Ova mengatakan sebagai salah satu terobosan dalam pelaporan, pencegahan dan penanganan kekerasan seksual maka di website resmi UGM juga telah disiapkan kanal khusus bernama Pusat Krisis. Kanal itu diperuntukan bagi sivitas kampus yang ingin melaporkan atau komplain terhadap tindak kekerasan yang dialami.
“Kita siapkan crisis center yang ada di website UGM dimana mahasiswa bisa mengakses secara online dari manapun untuk pelaporan. Apabila terjadi hal kedaruratan harapannya dengan sistem ini universitas bisa mengantisipasi dan mengatasinya dengan lebih baik dan lebih siap. Denga begitu, bisa mendorong terwujudnya lingkungan kampus yang aman dan nyaman dari berbagai bentuk kekerasan,”kata Ova.
Selain kepada calon mahasiswa peserta KKN, sosialisasi pencegahan dan penanganan kekerasan seksual juga akan diberikan kepada 250 dosen pembimbing lapangan (DPL) KKN serta para mahasiswa baru pada PPSMB (Pelatihan Pembelajar Sukses bagi Mahasiswa Baru) di bulan Agustus mendatang.
“Jangan lupa UGM juga telah menyiapkan Unit Layanan Terpadu (ULT) yang akan cepat merespons laporan yang masuk terjadinya kekerasan seksual di kampus,”kata Ova.
Sementara Direktur Pengabdian Kepada Masyarakat UGM, Prof.

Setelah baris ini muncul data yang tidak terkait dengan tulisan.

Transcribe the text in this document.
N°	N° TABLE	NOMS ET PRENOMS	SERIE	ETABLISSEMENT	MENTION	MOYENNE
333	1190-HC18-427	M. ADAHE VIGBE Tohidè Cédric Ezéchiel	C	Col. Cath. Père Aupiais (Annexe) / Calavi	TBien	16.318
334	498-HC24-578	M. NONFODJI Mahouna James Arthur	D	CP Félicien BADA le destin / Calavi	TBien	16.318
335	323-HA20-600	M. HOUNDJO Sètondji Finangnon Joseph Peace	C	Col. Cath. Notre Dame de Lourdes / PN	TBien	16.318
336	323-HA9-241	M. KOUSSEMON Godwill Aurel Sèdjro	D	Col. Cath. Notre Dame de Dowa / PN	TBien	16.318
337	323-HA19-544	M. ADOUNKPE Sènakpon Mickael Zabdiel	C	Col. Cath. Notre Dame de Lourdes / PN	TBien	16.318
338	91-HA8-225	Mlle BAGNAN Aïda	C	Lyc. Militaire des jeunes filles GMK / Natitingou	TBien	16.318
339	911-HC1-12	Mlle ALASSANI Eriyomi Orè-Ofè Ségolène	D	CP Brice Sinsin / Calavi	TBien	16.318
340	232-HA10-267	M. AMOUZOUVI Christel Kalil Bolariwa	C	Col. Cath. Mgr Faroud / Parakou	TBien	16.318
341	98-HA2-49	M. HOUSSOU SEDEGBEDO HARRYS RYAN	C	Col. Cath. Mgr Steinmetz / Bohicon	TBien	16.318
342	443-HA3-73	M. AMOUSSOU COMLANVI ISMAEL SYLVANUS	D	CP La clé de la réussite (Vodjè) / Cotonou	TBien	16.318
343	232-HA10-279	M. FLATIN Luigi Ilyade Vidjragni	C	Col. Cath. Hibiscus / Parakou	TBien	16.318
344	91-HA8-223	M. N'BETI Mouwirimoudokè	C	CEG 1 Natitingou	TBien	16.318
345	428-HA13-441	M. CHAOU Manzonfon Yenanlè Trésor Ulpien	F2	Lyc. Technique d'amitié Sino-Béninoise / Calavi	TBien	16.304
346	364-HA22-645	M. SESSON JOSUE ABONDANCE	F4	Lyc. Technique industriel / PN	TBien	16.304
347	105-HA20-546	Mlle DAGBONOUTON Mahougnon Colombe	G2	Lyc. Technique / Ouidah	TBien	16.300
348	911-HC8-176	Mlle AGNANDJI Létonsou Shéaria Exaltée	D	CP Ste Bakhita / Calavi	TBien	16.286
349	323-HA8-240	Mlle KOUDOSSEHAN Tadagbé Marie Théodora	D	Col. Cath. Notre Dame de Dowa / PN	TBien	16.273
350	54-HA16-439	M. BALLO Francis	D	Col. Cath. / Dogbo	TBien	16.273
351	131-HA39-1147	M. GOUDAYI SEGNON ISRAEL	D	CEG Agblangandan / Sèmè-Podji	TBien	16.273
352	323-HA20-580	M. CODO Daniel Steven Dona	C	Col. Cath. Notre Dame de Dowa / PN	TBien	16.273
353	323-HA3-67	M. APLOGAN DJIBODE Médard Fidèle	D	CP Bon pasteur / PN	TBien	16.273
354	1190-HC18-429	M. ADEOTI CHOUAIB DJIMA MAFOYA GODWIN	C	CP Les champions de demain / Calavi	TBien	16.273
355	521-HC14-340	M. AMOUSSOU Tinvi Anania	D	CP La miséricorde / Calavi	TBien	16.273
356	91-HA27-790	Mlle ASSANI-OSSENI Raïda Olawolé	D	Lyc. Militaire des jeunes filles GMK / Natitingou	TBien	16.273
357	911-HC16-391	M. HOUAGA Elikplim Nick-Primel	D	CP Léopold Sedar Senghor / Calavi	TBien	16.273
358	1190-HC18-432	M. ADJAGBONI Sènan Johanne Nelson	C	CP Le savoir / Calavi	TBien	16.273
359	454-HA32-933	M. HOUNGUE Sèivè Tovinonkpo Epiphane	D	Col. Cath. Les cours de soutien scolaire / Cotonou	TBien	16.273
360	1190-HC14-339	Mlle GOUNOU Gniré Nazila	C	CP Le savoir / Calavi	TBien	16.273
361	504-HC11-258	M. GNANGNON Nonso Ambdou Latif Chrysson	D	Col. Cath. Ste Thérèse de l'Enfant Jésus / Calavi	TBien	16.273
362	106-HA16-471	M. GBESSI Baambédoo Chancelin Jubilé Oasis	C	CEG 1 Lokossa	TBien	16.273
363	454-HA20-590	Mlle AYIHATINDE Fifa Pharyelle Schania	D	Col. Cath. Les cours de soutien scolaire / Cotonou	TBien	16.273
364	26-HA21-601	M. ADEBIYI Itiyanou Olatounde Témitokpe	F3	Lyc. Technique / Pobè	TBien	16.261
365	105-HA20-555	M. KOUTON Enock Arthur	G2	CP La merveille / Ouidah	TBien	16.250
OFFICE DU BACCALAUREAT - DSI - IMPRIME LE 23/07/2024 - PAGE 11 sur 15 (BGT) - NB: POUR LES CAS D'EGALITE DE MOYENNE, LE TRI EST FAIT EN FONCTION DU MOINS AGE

Irfan D. Prijambada, menjelaskan UGM akan memberangkatkan sebanyak 6.250 mahasiswa KKN pada tanggal 25 Juni mendatang. Mahasiswa tersebut akan diterjunkan di 28 provinsi, 85 kabupaten dan 197 kecamatan.
Melalui pembekalan atau sosialisasi UGM sebagai kampus anti kekerasan diharapkan tidak ada tindak kekerasan dalam berbagai bentuk selama KKN. Sebelumnya, dikatakan Irfan, pihaknya telah mendirikan crisis center KKN bagi mahasiswa.
“Sejak ada KKN di UGM sudah ada crisis center sebagai layanan untuk melaporkan hal-hal kedaruratan saat KKN,” tuturnya.
Ketua Health Promoting University (HPU) UGM, Prof. Dra. Yayi Suryo Prabandari, M.Si., Ph.D., menyampaikan UGM pada tahun 2019 telah mendeklarasikan diri sebagai kampus sehat baik secara fisik, mental, maupun sosial. Terdapat delapan kegiatan utama dari program kampus sehat ini, salah satunya adalah zero tolerance kekerasan, perundungan dan pelecehan. Program lainnya adalah literasi kesehatan, pola makan, aktivitas fisik, kesehatan mental, kesehatan reproduksi, serta lingkungan hiudp sehat, aman, dan ramah difabel.